ARTIGO I
Do local para a nova barra
1. Para se conseguir a
restauração do porto, país, e cidade de Aveiro, se deverá abrir uma nova
barra em O (fig. 1.ª, defronte do forte K, umas 1.000 braças ao sul da
capela de
S. Jacinto, ou Senhora das Areias, 3.600 braças distante e quase ao
poente da cidade de Aveiro, 7.850 braças ao norte da barra actual X; e
se deverá desprezar, e totalmente abandonar esta actual barra pelos motivos que adiante se dirão. Para esta
nova barra se poderá aproveitar alguma pedra existente na Vagueira,
únicos vestígios da infeliz tentativa de 1780 até 1783, junto ao sítio M
do forte que ali existia e então foi demolido, e que são os únicos que
aparecem de quantas tentativas e trabalhos de barra se têm feito até
hoje, transportando a dita pedra de lá para o local escolhido para a
nova barra O, duas léguas ao norte de M.
ARTIGO II
Do modo de abrir a barra
2. Para abrir esta nova barra V g C O defronte do forte K se deverá
atravessar com um dique, construído de terras e fachinas da grossura de
60 palmos na base, o pântano, que na maior parte do ano é ocupado pelo
álveo do Vouga, desde
a Gafanha, do ponto A, em que se acha uma casa fora do
disco das cheias, até B perto do forte K; este dique A B terá 388 braças
de comprimento e 4 palmos superior às maiores cheias que ali sobem nove
palmos acima de águas de verão; o qual se revestirá todo de bons
torrões, que o país fornece de óptima qualidade; eles devem trazer
pegados os juncos, e outras plantas e ervas que muito ajudarão a sua
resistência contra o choque e ondulação das águas; para o mesmo fim se
guarnecerá de ambos os lados de tramagueiras
/
71 /
por meio de competentes plantações que se farão. O efeito
deste dique será obrigar as águas, que agora passam entre a Gafanha e
o forte por toda a extensão A B, a correrem
todas pela cale grande, que se vê entre o forte e o areal, ou dunas que
lhe ficam defronte para o poente; a qual é ali o mesmo Vouga já reunido
com as águas que entram em toda a ria, excepto o regato de Mira.

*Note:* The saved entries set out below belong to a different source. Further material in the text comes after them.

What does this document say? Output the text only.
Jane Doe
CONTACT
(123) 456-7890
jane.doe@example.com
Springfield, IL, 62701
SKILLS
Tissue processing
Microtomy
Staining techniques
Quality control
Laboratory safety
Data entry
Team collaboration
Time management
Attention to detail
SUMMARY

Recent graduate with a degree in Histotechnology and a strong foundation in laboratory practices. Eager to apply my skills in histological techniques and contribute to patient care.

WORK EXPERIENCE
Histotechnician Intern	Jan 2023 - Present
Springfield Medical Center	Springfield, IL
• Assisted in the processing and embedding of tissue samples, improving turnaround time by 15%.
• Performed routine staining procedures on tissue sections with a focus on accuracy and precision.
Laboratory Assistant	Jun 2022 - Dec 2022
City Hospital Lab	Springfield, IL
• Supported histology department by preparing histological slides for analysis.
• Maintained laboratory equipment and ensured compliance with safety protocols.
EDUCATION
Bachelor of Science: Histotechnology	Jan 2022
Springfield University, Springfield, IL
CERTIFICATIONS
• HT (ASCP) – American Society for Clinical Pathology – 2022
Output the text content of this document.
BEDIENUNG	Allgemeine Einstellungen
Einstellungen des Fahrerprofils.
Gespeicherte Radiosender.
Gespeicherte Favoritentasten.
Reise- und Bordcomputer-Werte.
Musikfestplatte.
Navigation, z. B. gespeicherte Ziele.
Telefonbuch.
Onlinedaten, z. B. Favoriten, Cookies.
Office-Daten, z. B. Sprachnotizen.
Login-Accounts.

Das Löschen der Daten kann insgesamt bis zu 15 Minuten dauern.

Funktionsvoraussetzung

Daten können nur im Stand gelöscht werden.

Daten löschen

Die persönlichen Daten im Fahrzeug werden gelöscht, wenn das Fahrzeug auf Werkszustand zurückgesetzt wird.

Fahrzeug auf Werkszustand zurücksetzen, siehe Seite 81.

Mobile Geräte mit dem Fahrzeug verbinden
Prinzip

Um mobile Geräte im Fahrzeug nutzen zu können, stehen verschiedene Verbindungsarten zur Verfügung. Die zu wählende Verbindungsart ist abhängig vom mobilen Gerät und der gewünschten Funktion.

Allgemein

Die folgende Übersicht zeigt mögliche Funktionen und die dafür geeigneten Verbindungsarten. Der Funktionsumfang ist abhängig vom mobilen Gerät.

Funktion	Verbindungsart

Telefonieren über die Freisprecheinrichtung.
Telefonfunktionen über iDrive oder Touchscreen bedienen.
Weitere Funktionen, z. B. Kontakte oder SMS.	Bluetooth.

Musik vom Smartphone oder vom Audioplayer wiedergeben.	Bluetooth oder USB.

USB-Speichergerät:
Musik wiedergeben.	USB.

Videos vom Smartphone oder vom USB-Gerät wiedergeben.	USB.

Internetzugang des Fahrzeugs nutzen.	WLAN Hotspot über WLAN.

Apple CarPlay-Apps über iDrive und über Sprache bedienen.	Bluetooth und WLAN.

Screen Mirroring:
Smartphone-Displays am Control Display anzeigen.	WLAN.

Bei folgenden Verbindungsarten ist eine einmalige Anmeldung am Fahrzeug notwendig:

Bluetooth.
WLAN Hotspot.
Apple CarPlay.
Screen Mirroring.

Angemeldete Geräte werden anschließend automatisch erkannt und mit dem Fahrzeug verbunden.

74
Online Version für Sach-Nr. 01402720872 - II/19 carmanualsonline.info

Feito isto se principiará outro dique B C (fig.
1) que começará na
extremidade B do primeiro, e se dirigirá para oeste(1) atravessando
sempre o rio, que tem ali na sua maior altura ou na cale 30 palmos
termo médio; este dique será construído de fachinas, estacas, terras,
pedras, etc.; sua grossura será de 72 palmos na base, logo que entre na
cale B S, e será maior perto do mar; a sua altura será superior às
cheias grandes; com ele se atravessará o Vouga, como disse, e igualmente
o areal que medeia, e separa aquele rio do oceano; areal que o mesmo
Vouga irá demolindo, e ocupando sucessivamente à medida que o dique
avançar para a cale, e a tiver passado continuando para o mar; este
areal tem 19 palmos superior em altura às maiores preia-mares na costa do
mar, e forma com o rio uma extensão B C de 660 a 700 braças, conforme o
mesmo areal se alarga mais ou menos na costa C,
e tanto se dará a este dique de extensão.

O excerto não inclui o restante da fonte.